The federal government yesterday expressed its displeasure at the South African government’s failure to respond strongly enough to the renewed wave of xenophobic attacks against Nigerian nationals, warning that retaliatory diplomatic gestures, including a review of bilateral privileges, were actively being considered and were not off the table.
Ambassador Bianca Odumegwu-Ojukwu, the Minister of Foreign Affairs, has also dismissed as false assertions by some South African authorities that the Nigerians under attack were illegal migrants. Odumegwu-Ojukwu spoke when she briefed State House media after meeting with President Bola Tinubu at the Presidential Villa, Abuja.
She said the South African police watched while Nigerian passport holders were harassed, their stores looted and set ablaze and their children were being bullied at schools, The PUNCH reports.
“Our citizens are being harassed,” Odumegwu-Ojukwu remarked. Our citizens are being plundered of their properties. There are criminal activities and the police don’t do a thing. The South African government has not been robust enough in condemnation of these incidents.
It is entirely incorrect that Nigerians operating respectable business in South Africa are illegal migrants. “Those who are legitimately in business, their shops are looted, their shops are set on fire. Children are kept away from going to school. They are not able to go to school.”
The minister noted Nigeria’s history of sacrifice for the freedom of South Africa, a sacrifice, she said, that makes the current treatment of Nigerians that much more painful and reprehensible.
“South Africa is not liked by Nigeria. “Nigeria paid a heavy price for the independence of South Africa. Nigeria put money in, put resources in. Schools had places earmarked for South African students.
“My generation, we carried placards, we protested in front of South African assets. Sometimes we even got arrested for it. “Nigeria is a serious frontline state and Nigerians are not happy about the manner of their treatment,” she remarked.
As for the nature of the attacks, she stated, “They are not asking other migrants to leave. They are simply asking black migrants to go.”
The minister was asked if Nigeria was considering retaliatory actions such as the suspension or reconsideration of benefits that South African enterprises and nationals now enjoy in Nigeria. “That is a situation that we are considering. That is a choice which has to be taken at the highest level of government. But it’s still on the table.”
Earlier, the House of Representatives had proposed the suspension of business permits for South African companies operating in Nigeria for the period of the xenophobic attacks. The Senate also resolved to send a high level delegation led by Senate President, Godswill Akpabio, to South Africa to formally express Nigeria’s displeasure.
Speaking on the evacuation exercise, Ojukwu stated that President Tinubu authorised five Air Peace evacuation aircraft and requested that a crisis response team be promptly constituted within Nigeria’s consulate in Johannesburg and the mission in Pretoria.

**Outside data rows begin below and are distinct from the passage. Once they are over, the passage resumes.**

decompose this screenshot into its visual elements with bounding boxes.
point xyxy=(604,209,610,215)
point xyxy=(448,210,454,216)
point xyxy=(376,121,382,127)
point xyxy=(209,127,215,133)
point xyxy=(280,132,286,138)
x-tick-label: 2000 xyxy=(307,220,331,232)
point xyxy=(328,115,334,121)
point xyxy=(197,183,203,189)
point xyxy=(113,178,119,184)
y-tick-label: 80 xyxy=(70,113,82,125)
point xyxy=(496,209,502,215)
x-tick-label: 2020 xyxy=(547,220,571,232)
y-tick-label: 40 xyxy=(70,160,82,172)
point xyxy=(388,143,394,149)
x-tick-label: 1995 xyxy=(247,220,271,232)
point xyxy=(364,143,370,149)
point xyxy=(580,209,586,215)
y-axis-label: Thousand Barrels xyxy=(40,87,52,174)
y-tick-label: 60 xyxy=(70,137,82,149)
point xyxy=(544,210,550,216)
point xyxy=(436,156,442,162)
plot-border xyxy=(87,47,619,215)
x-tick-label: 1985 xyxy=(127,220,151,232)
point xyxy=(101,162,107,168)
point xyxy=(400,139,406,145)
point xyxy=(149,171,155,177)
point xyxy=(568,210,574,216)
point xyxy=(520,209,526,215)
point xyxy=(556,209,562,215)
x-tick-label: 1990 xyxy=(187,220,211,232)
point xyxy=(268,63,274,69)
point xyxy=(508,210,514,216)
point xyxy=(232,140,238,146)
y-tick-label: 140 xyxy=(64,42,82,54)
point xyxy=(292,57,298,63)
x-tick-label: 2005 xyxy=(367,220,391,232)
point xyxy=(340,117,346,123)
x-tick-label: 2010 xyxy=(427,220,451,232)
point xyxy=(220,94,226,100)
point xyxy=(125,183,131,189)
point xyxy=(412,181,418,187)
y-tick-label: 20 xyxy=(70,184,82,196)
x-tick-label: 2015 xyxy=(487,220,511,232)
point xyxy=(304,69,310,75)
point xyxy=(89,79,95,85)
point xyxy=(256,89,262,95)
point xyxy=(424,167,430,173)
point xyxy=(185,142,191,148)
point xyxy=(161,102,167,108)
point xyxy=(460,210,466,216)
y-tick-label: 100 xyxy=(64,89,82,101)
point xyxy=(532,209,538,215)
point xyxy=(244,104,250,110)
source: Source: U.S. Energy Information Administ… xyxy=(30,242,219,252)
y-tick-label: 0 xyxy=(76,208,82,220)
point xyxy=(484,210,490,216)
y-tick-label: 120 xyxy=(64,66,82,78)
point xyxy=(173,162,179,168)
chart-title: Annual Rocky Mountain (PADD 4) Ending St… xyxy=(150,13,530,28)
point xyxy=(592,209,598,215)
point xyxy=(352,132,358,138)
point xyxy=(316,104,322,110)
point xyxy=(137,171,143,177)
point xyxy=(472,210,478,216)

As of yesterday, Monday 8th of June, 1,092 Nigerians have voluntarily registered for repatriation and the screening exercise has now been extended to June 10 to cover all applications.
So far, over 500 Nigerians have been inspected and cleared for evacuation.
The first flight, to airlift some 270 passengers out of Johannesburg on Monday, was delayed until Wednesday because of logistical reasons, the foreign ministry said, adding the delay was not due to diplomatic setbacks but operational issues that needed more coordination.
The minister said that the evacuation, being carried out in conjunction with the National Emergency Management Agency and other federal authorities, will be followed by rehabilitation support.
“We are doing this evacuation with NEMA,” she said. “We are doing that with different government agencies and parastatals to ensure that once Nigerians come in, they can be rehabilitated.
The current crisis was sparked by anti-immigration protests led by groups such as Operation Dudula and March for March in late April 2026, causing mass concern among foreign people throughout several South African provinces.
South Africa’s government has publicly criticised Nigeria’s evacuation preparations. South Africa’s foreign minister raised concerns and qualms about the exercise during a May 7 telephone discussion with Ojukwu.
She stood her ground, Ojukwu told his South African counterpart, adding: “I told her that our government cannot sit by and watch the systematic harassment and humiliation of our nationals resident in South Africa and the extra-judicial killings of our people and that the evacuation of our citizens who desire to return home remains the priority of our government at this time.
On May 4, the federal government called South Africa’s Acting High Commissioner, Lesoli Machele, for urgent talks at the Ministry of Foreign Affairs in Abuja.
In 2008, 2015 and 2019 there were waves of xenophobic violence which displaced and killed foreign nationals, many of them Nigerians, and strained the bilateral ties between the two countries.
The Chief Executive Officer of Air Peace, Allen Onyema had offered free flights to evacuate Nigerians who wanted to escape during the assaults in 2019.
Nigeria has recalled its High Commissioner to Pretoria as a number of South African enterprises in Nigeria came under retaliatory attacks.